Raymond Burse, interim president of Kentucky State University, is taking the pay cut so the lowest-paid workers on his campus can get a wage boost.

The man at the helm of a Kentucky university is giving up $90,000 from his salary to gain something priceless: satisfied employees.

"I think it will be impactful. How impactful, I don't know," said Raymond Burse, interim president of Kentucky State University in Frankfort, who is taking the pay cut so the lowest-paid workers on his campus can get a wage boost.

Burse, a Rhodes Scholar who had been president of Kentucky State in the 1980s and then went on to have a successful business career until 2012, was cajoled out of retirement this year to head the university once again. His first move: find out who was making the least money, and help them out. By reducing his own annual salary of $349,869 by more than $90,000, 24 employees got a pay hike that took them from $7.25 an hour to $10.25 an hour.

"It was about the act of doing something that would be impactful to individuals to whom I was going to demand a lot from, and so that's what it's all about," Burse said.

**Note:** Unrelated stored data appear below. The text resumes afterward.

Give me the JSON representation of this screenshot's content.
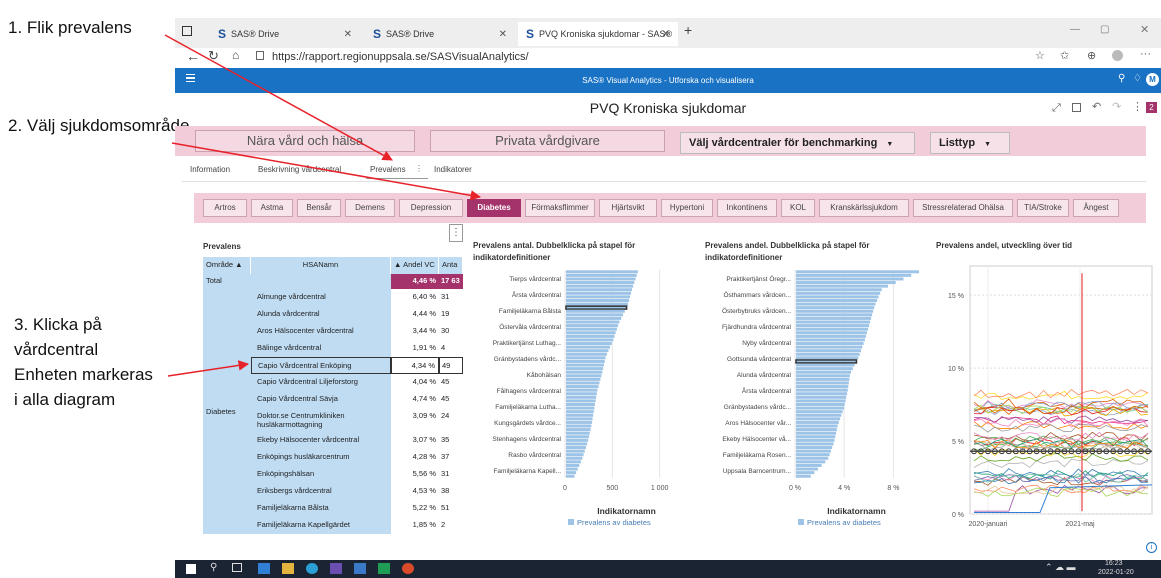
{
  "callouts": {
    "c1": "1. Flik prevalens",
    "c2": "2. Välj sjukdomsområde",
    "c3": [
      "3. Klicka på",
      "vårdcentral",
      "Enheten markeras",
      "i alla diagram"
    ]
  },
  "browser": {
    "tabs": [
      {
        "label": "SAS® Drive",
        "active": false
      },
      {
        "label": "SAS® Drive",
        "active": false
      },
      {
        "label": "PVQ Kroniska sjukdomar - SAS®",
        "active": true
      }
    ],
    "url": "https://rapport.regionuppsala.se/SASVisualAnalytics/"
  },
  "app": {
    "title": "SAS® Visual Analytics - Utforska och visualisera",
    "report_title": "PVQ Kroniska sjukdomar",
    "badge": "2"
  },
  "nav": {
    "near": "Nära vård och hälsa",
    "private": "Privata vårdgivare",
    "benchmark": "Välj vårdcentraler för benchmarking",
    "listtyp": "Listtyp"
  },
  "subtabs": [
    "Information",
    "Beskrivning vårdcentral",
    "Prevalens",
    "Indikatorer"
  ],
  "disease_tabs": [
    "Artros",
    "Astma",
    "Bensår",
    "Demens",
    "Depression",
    "Diabetes",
    "Förmaksflimmer",
    "Hjärtsvikt",
    "Hypertoni",
    "Inkontinens",
    "KOL",
    "Kranskärlssjukdom",
    "Stressrelaterad Ohälsa",
    "TIA/Stroke",
    "Ångest"
  ],
  "table": {
    "title": "Prevalens",
    "headers": [
      "Område ▲",
      "HSANamn",
      "▲ Andel VC",
      "Anta"
    ],
    "total_label": "Total",
    "total_andel": "4,46 %",
    "total_antal": "17 63",
    "area": "Diabetes",
    "rows": [
      {
        "name": "Almunge vårdcentral",
        "andel": "6,40 %",
        "antal": "31"
      },
      {
        "name": "Alunda vårdcentral",
        "andel": "4,44 %",
        "antal": "19"
      },
      {
        "name": "Aros Hälsocenter vårdcentral",
        "andel": "3,44 %",
        "antal": "30"
      },
      {
        "name": "Bälinge vårdcentral",
        "andel": "1,91 %",
        "antal": "4"
      },
      {
        "name": "Capio Vårdcentral Enköping",
        "andel": "4,34 %",
        "antal": "49"
      },
      {
        "name": "Capio Vårdcentral Liljeforstorg",
        "andel": "4,04 %",
        "antal": "45"
      },
      {
        "name": "Capio Vårdcentral Sävja",
        "andel": "4,74 %",
        "antal": "45"
      },
      {
        "name": "Doktor.se Centrumkliniken husläkarmottagning",
        "andel": "3,09 %",
        "antal": "24"
      },
      {
        "name": "Ekeby Hälsocenter vårdcentral",
        "andel": "3,07 %",
        "antal": "35"
      },
      {
        "name": "Enköpings husläkarcentrum",
        "andel": "4,28 %",
        "antal": "37"
      },
      {
        "name": "Enköpingshälsan",
        "andel": "5,56 %",
        "antal": "31"
      },
      {
        "name": "Eriksbergs vårdcentral",
        "andel": "4,53 %",
        "antal": "38"
      },
      {
        "name": "Familjeläkarna Bålsta",
        "andel": "5,22 %",
        "antal": "51"
      },
      {
        "name": "Familjeläkarna Kapellgärdet",
        "andel": "1,85 %",
        "antal": "2"
      }
    ]
  },
  "chart_data": [
    {
      "type": "bar",
      "title": "Prevalens antal. Dubbelklicka på stapel för indikatordefinitioner",
      "categories": [
        "Tierps vårdcentral",
        "Årsta vårdcentral",
        "Familjeläkarna Bålsta",
        "Östervåla vårdcentral",
        "Praktikertjänst Luthag...",
        "Gränbystadens vårdc...",
        "Kåbohälsan",
        "Fålhagens vårdcentral",
        "Familjeläkarna Lutha...",
        "Kungsgärdets vårdce...",
        "Stenhagens vårdcentral",
        "Rasbo vårdcentral",
        "Familjeläkarna Kapell..."
      ],
      "x_ticks": [
        "0",
        "500",
        "1 000"
      ],
      "xlim": [
        0,
        1300
      ],
      "xlabel": "Indikatornamn",
      "legend": "Prevalens av diabetes",
      "values": [
        760,
        700,
        650,
        560,
        500,
        420,
        380,
        330,
        300,
        270,
        230,
        170,
        90
      ]
    },
    {
      "type": "bar",
      "title": "Prevalens andel. Dubbelklicka på stapel för indikatordefinitioner",
      "categories": [
        "Praktikertjänst Öregr...",
        "Östhammars vårdcen...",
        "Österbybruks vårdcen...",
        "Fjärdhundra vårdcentral",
        "Nyby vårdcentral",
        "Gottsunda vårdcentral",
        "Alunda vårdcentral",
        "Årsta vårdcentral",
        "Gränbystadens vårdc...",
        "Aros Hälsocenter vår...",
        "Ekeby Hälsocenter vå...",
        "Familjeläkarna Rosen...",
        "Uppsala Barncentrum..."
      ],
      "x_ticks": [
        "0 %",
        "4 %",
        "8 %"
      ],
      "xlim": [
        0,
        10
      ],
      "xlabel": "Indikatornamn",
      "legend": "Prevalens av diabetes",
      "values": [
        10.0,
        7.0,
        6.4,
        6.0,
        5.6,
        5.1,
        4.4,
        4.2,
        3.9,
        3.4,
        3.1,
        2.6,
        1.2
      ]
    },
    {
      "type": "line",
      "title": "Prevalens andel, utveckling över tid",
      "y_ticks": [
        "0 %",
        "5 %",
        "10 %",
        "15 %"
      ],
      "ylim": [
        0,
        17
      ],
      "x_ticks": [
        "2020-januari",
        "2021-maj"
      ]
    }
  ],
  "taskbar": {
    "time": "16:23",
    "date": "2022-01-20"
  },
  "colors": {
    "sas_blue": "#1a72c4",
    "pink_band": "#f2ccd8",
    "selected_tab": "#a4336b",
    "bar": "#9dc3e6",
    "table_blue": "#bfdcf3",
    "arrow": "#e8222a"
  }
}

His selfless decision stunned university board members. "I was having coffee with my board chair and I said to her, 'I'm thinking about giving you back some of your money,' and she was a little bit shocked," he said.

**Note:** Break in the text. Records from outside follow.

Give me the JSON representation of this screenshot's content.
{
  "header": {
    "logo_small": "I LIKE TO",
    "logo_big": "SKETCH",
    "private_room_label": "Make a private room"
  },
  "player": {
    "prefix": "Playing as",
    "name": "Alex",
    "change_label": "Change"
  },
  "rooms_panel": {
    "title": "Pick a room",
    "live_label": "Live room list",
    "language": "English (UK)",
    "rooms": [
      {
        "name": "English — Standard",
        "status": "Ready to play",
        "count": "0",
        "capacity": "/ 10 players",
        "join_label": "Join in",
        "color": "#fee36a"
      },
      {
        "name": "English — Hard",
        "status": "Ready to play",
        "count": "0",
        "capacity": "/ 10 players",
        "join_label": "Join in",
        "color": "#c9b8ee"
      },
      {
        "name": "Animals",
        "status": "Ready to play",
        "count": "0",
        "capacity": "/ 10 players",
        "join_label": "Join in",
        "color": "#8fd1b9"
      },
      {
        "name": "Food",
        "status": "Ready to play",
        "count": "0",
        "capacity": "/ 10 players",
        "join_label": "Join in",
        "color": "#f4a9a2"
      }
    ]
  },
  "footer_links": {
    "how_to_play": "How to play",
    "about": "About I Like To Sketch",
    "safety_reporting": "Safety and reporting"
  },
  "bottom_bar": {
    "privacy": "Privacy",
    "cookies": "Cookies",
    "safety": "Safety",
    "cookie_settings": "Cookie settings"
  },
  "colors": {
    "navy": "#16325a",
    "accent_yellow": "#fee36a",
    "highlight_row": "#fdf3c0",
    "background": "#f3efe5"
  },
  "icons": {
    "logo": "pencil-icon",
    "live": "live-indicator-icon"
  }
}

Ultimately, he said, she told him, "It’s your money. Do what you want to do."

So he did, without hesitation. "I have been richly blessed in life and I am in a position where the money didn't matter," Burse said. But Burse's generosity comes with expectations.

"This is not a gift ... It is an investment," he said. "I expect these people to work hard because they are all a part of this university."

Burse hasn't sought out the employees he helped, but some have found him.

"One of the young ladies who was impacted, she shook my hand and with tears in her eyes thanked me for it," he said.

Despite his string of successes, Burse, who once worked minimum-wage jobs himself, never forgets his roots.

"I look at myself as a poor country kid from Hopkinsville, Kentucky, trying to do well in this world by treating people right."